Questions from a Muslim to a Trump Supporter

Dear Trump Supporter,

I do not believe I possess the vocabulary nor the strength to accurately describe my current feelings of despair. The walls, the bans; it is all underway. Just last week Trump announced the building of the wall along the U.S.’s southern border and issued a complete ban on immigration from seven Muslim majority countries: Iran, Iraq, Libya, Somalia, Sudan, Syria and Yemen. The ban also applies to individuals holding dual U.S. citizenship.

I have never, in my life, felt such anxiety. My grandmother will be travelling to Pakistan in the coming months. I am tempted to convince her not to go for fear that she will be not be let back into the country when she decides to return. Why do I feel this way? What have Muslims done to deserve such treatment? Have we done something so inhumane, so grotesque, that with a stroke of a pen, we are deemed unworthy of setting foot in America?

Prior to the election, you casually remarked “he won’t be that bad” and “there’s no way he’ll do (Insert xenophobic policy here).” It seems that many Americans who either voted for Trump or chose not to vote at all, had a naive confidence in America’s institutions. It seems that you had faith in Republican leaders to stand up for those groups which Trump wished to marginalize. I am sorry to say that you were wrong. Very, very, wrong. Your negligent feelings towards Trump’s actual policies lead me to ask a few questions. I must admit, not only for my knowledge as an active citizen, but in large part, for my sanity as an American-Muslim that must live in a country which wishes to see his people banned.

The first is “why did you vote for him?” If you felt that he would not be able to follow through on his promises, by what merit did he deserve your vote? Analysts attribute Trump’s win to a certain ‘feeling’ he gave voters. What was that feeling? Please, tell me. Did his promises to deport millions of people make you ‘feel’ good? Or maybe his idea to punish women for having abortions filled some long, deep, void.

Nevertheless, I completely understand his popularity. Borders matter. National identity matters. The white working class of America feels forgotten. However, does turning away refugees who only wish to find safety from a never-ending bombing campaign strengthen our national identity? Do walls and bans make you feel remembered?

As much as I would like to give you the benefit of the doubt, I cannot. While his promise to bring jobs back to the U.S. was appealing, no doubt, he was not the only one to support such as proposal. Both Hillary Clinton and Bernie Sanders were also supporters of curbing free trade.

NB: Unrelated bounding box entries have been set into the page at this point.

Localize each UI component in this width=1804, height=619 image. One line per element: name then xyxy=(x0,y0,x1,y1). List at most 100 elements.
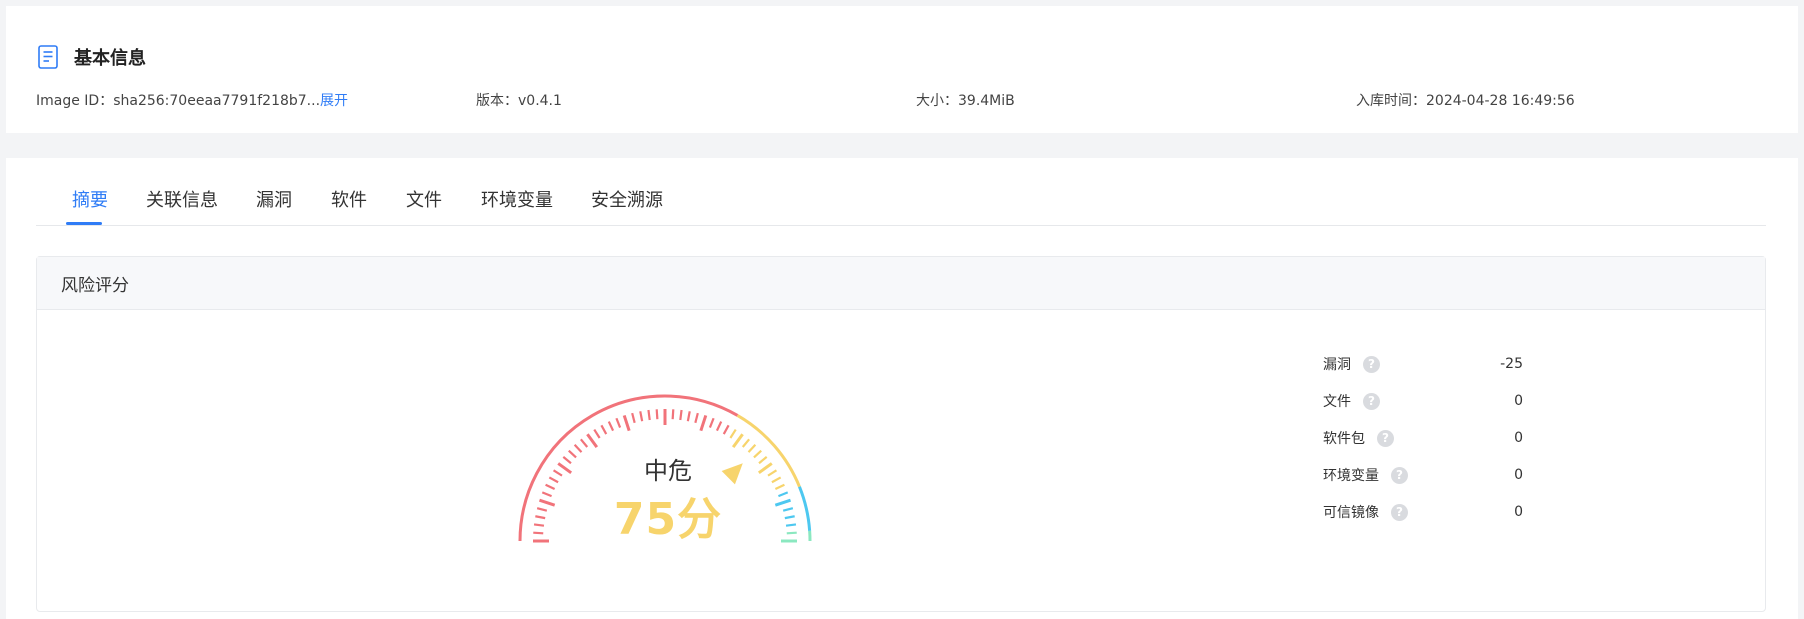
breakdown-value: 0 xyxy=(1514,393,1523,409)
gauge-tick xyxy=(586,433,599,449)
help-icon[interactable]: ? xyxy=(1363,392,1380,410)
gauge-tick xyxy=(538,498,556,507)
breakdown-row-env-vars: 环境变量 ? 0 xyxy=(1323,464,1523,486)
breakdown-row-packages: 软件包 ? 0 xyxy=(1323,427,1523,449)
breakdown-row-trusted-image: 可信镜像 ? 0 xyxy=(1323,501,1523,523)
size-label: 大小： xyxy=(916,93,958,109)
tab-env-vars[interactable]: 环境变量 xyxy=(481,186,553,212)
gauge-tick xyxy=(671,409,675,420)
risk-score-panel: 风险评分 中危 75分 漏洞 ? -25 文件 ? 0 软件包 ? 0 环境变量… xyxy=(36,256,1766,612)
gauge-tick xyxy=(767,469,778,477)
gauge-tick xyxy=(622,414,631,432)
gauge-tick xyxy=(771,476,782,484)
gauge-tick xyxy=(655,409,659,420)
tab-software[interactable]: 软件 xyxy=(331,186,367,212)
gauge-tick xyxy=(545,483,556,491)
breakdown-row-files: 文件 ? 0 xyxy=(1323,390,1523,412)
breakdown-label: 漏洞 xyxy=(1323,357,1351,373)
detail-card: 摘要 关联信息 漏洞 软件 文件 环境变量 安全溯源 风险评分 中危 75分 漏… xyxy=(6,158,1798,619)
gauge-tick xyxy=(536,507,548,512)
tab-security-trace[interactable]: 安全溯源 xyxy=(591,186,663,212)
breakdown-value: 0 xyxy=(1514,430,1523,446)
gauge-tick xyxy=(568,449,577,459)
gauge-tick xyxy=(541,491,552,498)
gauge-arc xyxy=(798,486,812,531)
gauge-tick xyxy=(548,476,559,484)
gauge-tick xyxy=(535,515,546,520)
risk-score-title: 风险评分 xyxy=(37,257,1765,310)
size-field: 大小：39.4MiB xyxy=(916,90,1015,110)
gauge-tick xyxy=(786,531,797,535)
gauge-tick xyxy=(758,456,768,465)
gauge-tick xyxy=(747,444,757,453)
breakdown-value: -25 xyxy=(1500,356,1523,372)
gauge-tick xyxy=(580,438,589,448)
gauge-tick xyxy=(615,417,622,428)
help-icon[interactable]: ? xyxy=(1391,466,1408,484)
help-icon[interactable]: ? xyxy=(1377,429,1394,447)
breakdown-value: 0 xyxy=(1514,504,1523,520)
breakdown-value: 0 xyxy=(1514,467,1523,483)
gauge-tick xyxy=(533,523,545,527)
size-value: 39.4MiB xyxy=(958,93,1015,109)
gauge-tick xyxy=(731,433,744,449)
breakdown-label: 文件 xyxy=(1323,394,1351,410)
gauge-tick xyxy=(757,462,773,475)
basic-info-card: 基本信息 Image ID：sha256:70eeaa7791f218b7...… xyxy=(6,6,1798,133)
gauge-tick xyxy=(782,507,794,512)
gauge-tick xyxy=(753,449,762,459)
gauge-tick xyxy=(778,491,789,498)
gauge-tick xyxy=(741,438,750,448)
tab-summary[interactable]: 摘要 xyxy=(72,186,108,212)
gauge-tick xyxy=(774,483,785,491)
gauge-tick xyxy=(552,469,563,477)
gauge-tick xyxy=(647,409,651,421)
gauge-tick xyxy=(557,462,573,475)
gauge-tick xyxy=(722,424,730,435)
tab-files[interactable]: 文件 xyxy=(406,186,442,212)
help-icon[interactable]: ? xyxy=(1391,503,1408,521)
gauge-pointer xyxy=(721,463,743,485)
version-label: 版本： xyxy=(476,93,518,109)
gauge-tick xyxy=(774,498,792,507)
gauge-tick xyxy=(679,409,683,421)
help-icon[interactable]: ? xyxy=(1363,355,1380,373)
gauge-tick xyxy=(639,411,644,422)
image-id-value: sha256:70eeaa7791f218b7... xyxy=(113,93,321,109)
gauge-tick xyxy=(573,444,583,453)
gauge-tick xyxy=(729,428,737,439)
tab-vulnerabilities[interactable]: 漏洞 xyxy=(256,186,292,212)
time-value: 2024-04-28 16:49:56 xyxy=(1426,93,1575,109)
active-tab-indicator xyxy=(66,222,102,225)
gauge-tick xyxy=(533,531,544,535)
breakdown-label: 软件包 xyxy=(1323,431,1365,447)
time-field: 入库时间：2024-04-28 16:49:56 xyxy=(1356,90,1575,110)
breakdown-row-vulnerabilities: 漏洞 ? -25 xyxy=(1323,353,1523,375)
image-id-label: Image ID： xyxy=(36,93,114,109)
version-field: 版本：v0.4.1 xyxy=(476,90,562,110)
basic-info-row: Image ID：sha256:70eeaa7791f218b7...展开 版本… xyxy=(6,90,1798,110)
gauge-tick xyxy=(686,411,691,422)
gauge-tick xyxy=(715,421,723,432)
risk-score: 75分 xyxy=(613,494,723,545)
gauge-tick xyxy=(694,412,699,424)
breakdown-label: 环境变量 xyxy=(1323,468,1379,484)
gauge-tick xyxy=(593,428,601,439)
gauge-tick xyxy=(708,417,715,428)
version-value: v0.4.1 xyxy=(518,93,562,109)
tab-related-info[interactable]: 关联信息 xyxy=(146,186,218,212)
gauge-tick xyxy=(699,414,708,432)
gauge-tick xyxy=(631,412,636,424)
tab-bar: 摘要 关联信息 漏洞 软件 文件 环境变量 安全溯源 xyxy=(36,158,1766,226)
gauge-tick xyxy=(784,515,795,520)
time-label: 入库时间： xyxy=(1356,93,1426,109)
breakdown-label: 可信镜像 xyxy=(1323,505,1379,521)
gauge-tick xyxy=(600,424,608,435)
expand-link[interactable]: 展开 xyxy=(320,93,348,109)
image-id-field: Image ID：sha256:70eeaa7791f218b7...展开 xyxy=(36,90,348,110)
basic-info-header: 基本信息 xyxy=(36,42,146,72)
document-icon xyxy=(36,44,60,70)
gauge-tick xyxy=(607,421,615,432)
risk-level: 中危 xyxy=(644,457,692,485)
gauge-tick xyxy=(562,456,572,465)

Yet, you still voted for Trump despite his repeated promises to remove and bar people of different faiths and races from this country.

I have come to the unfortunate conclusion that many voted for Trump not only for the economy, or security, but to live in an America which is controlled by white, straight, ‘Christian,’ men. An America which thrives off of appealing to people’s most fatalistic emotions. A country in which giving less to someone who isn’t Christian, or male, or, white, somehow gives more to you. Let me be clear, I am not calling everyone who voted for Trump a bad person. I am not calling you a racist deplorable. I am, however, calling you selfish. Despite all the outrage from women, Muslims, Hispanics, and people in the LGBT + community, you still voted for him hoping that somehow, disenfranchising the aforementioned groups, would make your life better in some imaginary, zero sum affair.

I do not know if I will be able to forgive you. I do not know if I want to forgive you, as you showed me something about this country I thought was long buried in its past. You showed me that America is not what I thought it was. You showed me that no matter how hard people of color or American-Muslims work to be good citizens, millions of our fellow Americans hate us for no good reason other than the fact that we somehow make their lives worse by simply existing. That is something we will never forget.

I pray that if you do not see the error of your deeds soon, you will see them before something much more sinister occurs. I pray that through marches and protests, we are looked at not as ‘crybabies,’ but as concerned citizens who only wish to see their country live up to its potential as the beacon of liberty and compassion we all know it can be. Finally, I pray that one day, American-Muslims can tell their children that their fellow countrymen and women stood beside them, steadfast, in the struggle against bigotry we currently face.


Usjid Hameed

Towson University Student. American. Muslim.